I think on the discovery side of things, when you go through these processes, it's changes. I don't think it changes who you are, although it does change that. It just reveals the better parts of you, if you want that to happen. And so, I'm more well rounded now. Like where before it's like, I'm just going to charge through a brick wall and just, I don't feel anything. And now I like, feel things, which is annoying to be honest. [laughs] But, um- but I'm grateful to be more well rounded. So I think it like- moments are full of beauty now, where they were not full of beauty before, I was just going so fast. To who knows where, I'm not sure, but I was on a mission. And, so it's nice to slow down.
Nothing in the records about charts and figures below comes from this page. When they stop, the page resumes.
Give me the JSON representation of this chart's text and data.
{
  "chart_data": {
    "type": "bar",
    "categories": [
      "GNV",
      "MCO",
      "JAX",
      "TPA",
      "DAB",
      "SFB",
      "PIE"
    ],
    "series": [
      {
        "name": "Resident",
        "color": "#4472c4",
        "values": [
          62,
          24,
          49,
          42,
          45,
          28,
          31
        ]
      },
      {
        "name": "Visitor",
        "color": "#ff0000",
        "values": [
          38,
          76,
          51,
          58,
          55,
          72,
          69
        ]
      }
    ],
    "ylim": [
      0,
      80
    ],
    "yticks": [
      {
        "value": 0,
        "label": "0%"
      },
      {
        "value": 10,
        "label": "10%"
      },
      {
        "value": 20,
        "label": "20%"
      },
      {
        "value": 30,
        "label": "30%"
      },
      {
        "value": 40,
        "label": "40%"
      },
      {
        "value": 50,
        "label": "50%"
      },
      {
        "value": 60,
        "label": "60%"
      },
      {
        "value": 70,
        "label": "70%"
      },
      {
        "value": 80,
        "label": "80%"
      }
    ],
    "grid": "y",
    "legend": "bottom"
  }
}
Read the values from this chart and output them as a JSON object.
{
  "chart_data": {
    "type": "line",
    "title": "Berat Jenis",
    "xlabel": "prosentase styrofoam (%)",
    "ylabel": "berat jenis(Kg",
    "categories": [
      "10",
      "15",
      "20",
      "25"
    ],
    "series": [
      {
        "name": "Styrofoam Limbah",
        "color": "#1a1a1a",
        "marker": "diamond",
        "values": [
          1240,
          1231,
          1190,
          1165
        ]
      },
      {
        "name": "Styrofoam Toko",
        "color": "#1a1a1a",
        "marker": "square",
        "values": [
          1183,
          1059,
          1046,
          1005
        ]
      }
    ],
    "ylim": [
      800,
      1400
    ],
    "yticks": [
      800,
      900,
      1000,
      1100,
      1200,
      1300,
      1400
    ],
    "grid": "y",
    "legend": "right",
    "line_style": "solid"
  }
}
And so, I think that that has been one piece that has been brought back- soaking in the moments.
From Where I Speak
I speak as someone who is a recovering perfectionist. I speak as someone who is loving. I speak as someone who is a CEO. I speak as someone who is forgiving. I speak as someone who is stubborn. I speak as someone who is fierce and determined. I speak as someone who is hopeful. I speak as someone who is caring. I speak as someone with integrity.
Words of Care
Something I would tell someone who is healing from abuse is that you didn't deserve that. And, you didn't bring it on yourself. And it's not your fault. And you can heal. And you'll never be who you were before. And you wouldn't want to be. But if you choose to be, you can be better than you've ever been.